Ebb generation (outflow generation) is when the basin is filled through the sluices until high tide. Then the sluice gates are closed and pumping may be used to raise the level of water further. When sea level falls to create a sufficient water drop (head) across the barrage, the turbine gates are opened for turbine generation. Once the head is low, the sluices are opened, turbines disconnected and the basin is filled again. This cycle repeats twice a day during tidal flow. Pumping aids in power generation by raising the power output related to head. The energy to run the pumps in more than returned in the generation process.

Flood generation is the opposite (and less efficient) than ebb generation. The basin is filled through the turbines, during the flooding tide. Because of the difference between the sea side and the basin side of the barrage, the height differential reduces more quickly then in outflow generation, especially noticeable in rivers. Energy barrage's can be configured into a dual basin type, allowing for continuous power generation between the two. One basin is filled at high tide while the other basin is emptied at low tide with energy turbines placed between the two basins. This can be difficult to construct and cost prohibitive due to the the extra length of barrage.

Environmental impacts due to this type of tidal generation is caused not only during the construction and habitat disruption, but also during operation. Turbidity (the amount of matter in suspension in the water) decreases as a result of smaller volume of water being exchanged between the basin and the sea. This lets light from the Sun to penetrate the water further, improving conditions for the phytoplankton. The changes propagate up the food chain, causing a general change in the ecosystem. Fish may move through sluices safely, but when these are closed, fish will seek out turbines and attempt to swim through them. Also, some fish will be unable to escape the water speed near a turbine and will be sucked through.
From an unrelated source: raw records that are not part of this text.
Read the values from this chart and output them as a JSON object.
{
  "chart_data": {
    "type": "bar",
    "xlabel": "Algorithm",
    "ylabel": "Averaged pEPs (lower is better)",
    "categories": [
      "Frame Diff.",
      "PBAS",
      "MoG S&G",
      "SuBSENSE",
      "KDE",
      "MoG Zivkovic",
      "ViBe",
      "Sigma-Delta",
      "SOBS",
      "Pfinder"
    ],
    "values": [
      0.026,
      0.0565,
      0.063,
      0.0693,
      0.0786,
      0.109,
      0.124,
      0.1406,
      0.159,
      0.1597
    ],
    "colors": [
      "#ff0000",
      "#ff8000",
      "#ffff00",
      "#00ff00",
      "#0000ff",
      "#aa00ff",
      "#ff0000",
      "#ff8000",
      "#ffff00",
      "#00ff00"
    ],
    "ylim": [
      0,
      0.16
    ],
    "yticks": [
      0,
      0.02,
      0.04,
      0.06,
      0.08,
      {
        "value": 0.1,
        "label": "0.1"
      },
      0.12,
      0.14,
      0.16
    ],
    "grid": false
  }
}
Even with the most fish-friendly turbine design, fish mortality per pass is relatively high (approximately 15%). No alternative passage technologies (fish lifts, fish ladders, etc.) have been effectively developed for tidal barrages, by being too expensive or too selective. Open-Center turbines reduce this problem allowing fish to pass through the open center of the turbine. Barrage's also may accumulate sediments because of the high volume of suspended particulates and turbidity, which reduces the effectiveness of the system, and can damage the estuarine ecosystem.

Very few tidal generators are in operation and tidal current technology is in its infancy. No commercial scale production facilities are in operation and no technology standard has emerged.